Ablación por Radiofrecuencia en Nódulos y Cáncer Papilar de Tiroides: Un Enfoque Conservador y Preciso

La ablación por radiofrecuencia (RFA) es un procedimiento mínimamente invasivo que se utiliza para tratar ciertos nódulos tiroideos y, en casos seleccionados, pequeños cánceres papilares de tiroides. Consiste en aplicar energía térmica directamente dentro del tejido afectado utilizando una aguja guiada por ecografía. El objetivo es reducir el tamaño del nódulo o controlar el crecimiento del cáncer, preservando la mayor parte posible de la glándula tiroidea.

Por qué la precisión es tan importante

El cuello es una región anatómica muy delicada. La tiroides está rodeada de estructuras fundamentales como nervios, vasos sanguíneos y la tráquea. Por eso, la guía por ecografía es un elemento esencial en la RFA. El especialista visualiza en tiempo real el nódulo y los tejidos cercanos para trabajar con precisión milimétrica.

El procedimiento se realiza aplicando energía en pequeñas secciones del nódulo, moviendo el electrodo de forma controlada. Este método fracción por fracción permite tratar el tejido objetivo sin afectar otras áreas.

Cuándo puede considerarse la ablación

La RFA es una opción para nódulos tiroideos benignos que provocan molestia estética, presión o síntomas al tragar, así como para ciertos nódulos que producen hormonas de manera autónoma. En estos casos, la ablación puede ayudar a disminuir la actividad o el tamaño sin necesidad de retirar la glándula completa.

En el caso del cáncer papilar de tiroides, la RFA puede considerarse cuando:

  • El tumor es pequeño, generalmente menor de 1.5 cm.
  • No hay evidencia de extensión a ganglios linfáticos.
  • La lesión se encuentra en una posición accesible y segura.
  • Existe seguimiento clínico y ecográfico disponible.

En lugar de reemplazar la cirugía en todos los casos, la RFA representa una alternativa para personas que buscan preservar la función tiroidea o desean una opción menos invasiva cuando es clínicamente viable.

La importancia de la selección adecuada de pacientes

Antes de considerar una RFA, se realiza una ecografía detallada del cuello, y cuando es necesario, se toman muestras con aguja fina.
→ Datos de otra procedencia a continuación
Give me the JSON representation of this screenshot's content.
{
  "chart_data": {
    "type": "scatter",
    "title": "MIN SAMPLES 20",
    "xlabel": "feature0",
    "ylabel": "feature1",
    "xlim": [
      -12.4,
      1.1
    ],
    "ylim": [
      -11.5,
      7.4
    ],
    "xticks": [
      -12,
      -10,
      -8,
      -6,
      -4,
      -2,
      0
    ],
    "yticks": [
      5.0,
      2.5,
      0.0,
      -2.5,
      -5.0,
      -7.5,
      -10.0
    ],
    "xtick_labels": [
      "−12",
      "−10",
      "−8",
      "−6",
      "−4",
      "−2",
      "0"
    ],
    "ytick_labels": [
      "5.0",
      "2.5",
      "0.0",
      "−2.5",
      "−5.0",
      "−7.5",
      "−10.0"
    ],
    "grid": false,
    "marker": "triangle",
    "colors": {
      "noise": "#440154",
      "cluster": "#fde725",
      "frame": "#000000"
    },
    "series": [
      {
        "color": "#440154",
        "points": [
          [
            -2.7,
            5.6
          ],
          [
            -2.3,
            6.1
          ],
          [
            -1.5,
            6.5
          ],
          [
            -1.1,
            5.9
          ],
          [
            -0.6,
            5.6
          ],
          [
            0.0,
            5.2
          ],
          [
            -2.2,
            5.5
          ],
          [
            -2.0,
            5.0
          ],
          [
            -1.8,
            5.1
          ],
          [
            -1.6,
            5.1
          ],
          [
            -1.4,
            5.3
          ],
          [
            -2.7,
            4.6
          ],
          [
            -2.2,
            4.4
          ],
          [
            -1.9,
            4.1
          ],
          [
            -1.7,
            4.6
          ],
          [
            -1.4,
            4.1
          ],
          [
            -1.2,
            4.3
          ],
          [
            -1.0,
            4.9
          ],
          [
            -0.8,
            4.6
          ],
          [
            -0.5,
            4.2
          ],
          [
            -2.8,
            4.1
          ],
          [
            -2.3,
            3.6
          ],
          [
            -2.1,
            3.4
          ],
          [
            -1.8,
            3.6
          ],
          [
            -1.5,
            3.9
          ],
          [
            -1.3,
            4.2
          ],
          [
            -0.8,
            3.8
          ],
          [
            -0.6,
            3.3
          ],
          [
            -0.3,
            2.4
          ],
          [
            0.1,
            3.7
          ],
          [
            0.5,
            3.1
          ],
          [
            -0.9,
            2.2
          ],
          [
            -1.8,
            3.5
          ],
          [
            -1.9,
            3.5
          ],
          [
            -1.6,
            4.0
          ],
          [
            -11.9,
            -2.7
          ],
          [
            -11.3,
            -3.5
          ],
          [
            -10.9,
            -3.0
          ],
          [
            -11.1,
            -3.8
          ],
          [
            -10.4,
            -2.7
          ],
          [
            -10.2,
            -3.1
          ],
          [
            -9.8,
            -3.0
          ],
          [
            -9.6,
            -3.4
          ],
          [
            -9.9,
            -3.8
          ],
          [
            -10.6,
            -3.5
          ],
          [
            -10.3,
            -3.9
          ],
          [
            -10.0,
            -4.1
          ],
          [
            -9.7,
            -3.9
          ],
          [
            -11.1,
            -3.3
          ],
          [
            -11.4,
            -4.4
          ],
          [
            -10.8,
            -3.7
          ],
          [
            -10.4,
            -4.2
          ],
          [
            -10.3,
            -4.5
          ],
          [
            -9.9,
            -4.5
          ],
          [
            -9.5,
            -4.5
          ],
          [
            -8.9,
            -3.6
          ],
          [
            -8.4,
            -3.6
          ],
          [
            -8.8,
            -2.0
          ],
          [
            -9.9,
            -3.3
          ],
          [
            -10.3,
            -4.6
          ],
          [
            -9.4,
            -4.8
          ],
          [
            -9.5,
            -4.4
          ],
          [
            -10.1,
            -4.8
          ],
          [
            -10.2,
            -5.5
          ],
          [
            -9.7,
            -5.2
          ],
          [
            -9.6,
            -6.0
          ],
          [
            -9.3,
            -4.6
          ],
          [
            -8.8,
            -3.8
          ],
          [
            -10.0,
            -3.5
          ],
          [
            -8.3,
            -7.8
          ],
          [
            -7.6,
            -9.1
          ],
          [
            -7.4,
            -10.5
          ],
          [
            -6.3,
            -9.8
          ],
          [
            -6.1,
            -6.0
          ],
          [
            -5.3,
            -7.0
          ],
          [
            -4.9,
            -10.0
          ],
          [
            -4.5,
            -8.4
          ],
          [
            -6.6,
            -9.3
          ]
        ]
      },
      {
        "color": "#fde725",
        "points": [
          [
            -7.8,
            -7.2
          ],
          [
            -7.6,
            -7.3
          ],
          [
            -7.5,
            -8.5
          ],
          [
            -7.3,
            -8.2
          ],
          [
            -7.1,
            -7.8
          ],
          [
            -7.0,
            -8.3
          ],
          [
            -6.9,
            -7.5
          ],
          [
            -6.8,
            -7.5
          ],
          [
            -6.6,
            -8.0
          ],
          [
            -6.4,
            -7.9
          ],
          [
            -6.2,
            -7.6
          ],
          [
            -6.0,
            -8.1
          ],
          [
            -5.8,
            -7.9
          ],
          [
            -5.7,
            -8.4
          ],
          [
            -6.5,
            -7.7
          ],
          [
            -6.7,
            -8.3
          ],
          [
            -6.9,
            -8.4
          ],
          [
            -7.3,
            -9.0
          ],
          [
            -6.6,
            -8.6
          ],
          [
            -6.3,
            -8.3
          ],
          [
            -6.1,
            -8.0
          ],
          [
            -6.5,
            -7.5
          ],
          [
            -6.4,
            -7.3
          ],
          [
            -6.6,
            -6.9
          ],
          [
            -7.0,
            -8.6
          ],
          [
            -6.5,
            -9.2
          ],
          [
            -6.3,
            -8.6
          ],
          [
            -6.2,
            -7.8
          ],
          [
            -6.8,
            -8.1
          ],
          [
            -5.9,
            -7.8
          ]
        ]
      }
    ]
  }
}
En nódulos indeterminados, puede emplearse análisis molecular para evaluar el comportamiento potencial de las células.

La selección cuidadosa reduce riesgos y mejora los resultados. Además, para lesiones cancerosas, se verifica que no exista afectación de ganglios cercanos. Cuando sí la hay, pueden requerirse enfoques diferentes.

Seguimiento después de la ablación

Tras la RFA, el tejido tratado cambia gradualmente de forma y tamaño en los meses posteriores. El seguimiento se realiza mediante ecografía periódica para observar estos cambios y verificar la estabilidad del área tratada.

En el ámbito de cáncer papilar, existen nuevas herramientas en investigación para seguimiento, incluyendo el análisis de ADN tumoral circulante, que podría ofrecer información adicional en el futuro para detectar recurrencias de forma temprana.

Ventajas de un enfoque preservador

Para algunas personas, mantener la función natural de la tiroides es una prioridad. La RFA puede ofrecer una alternativa que busca preservar tejido sano, evitando en muchos casos la necesidad de reemplazo hormonal permanente.

Aun así, no todas las situaciones son adecuadas para un enfoque mínimamente invasivo. La decisión depende de factores como el tamaño, ubicación, comportamiento celular y estado general de la persona.

El rol del equipo médico

La experiencia del especialista es un componente fundamental. La técnica depende tanto del dominio de la ecografía como de la familiaridad con la anatomía del cuello y el manejo de diferentes escenarios dentro del procedimiento.

Por esta razón, es recomendable que la RFA sea realizada en centros con experiencia en enfermedades de tiroides y con equipos que trabajen de manera coordinada en evaluación, tratamiento y seguimiento.

Conclusión

La ablación por radiofrecuencia representa una opción precisa y conservadora para el manejo de ciertos nódulos y cáncer papilar de tiroides en casos cuidadosamente seleccionados. No sustituye todos los tratamientos existentes, pero amplía el abanico de posibilidades para quienes buscan preservar la función tiroidea y minimizar intervenciones invasivas.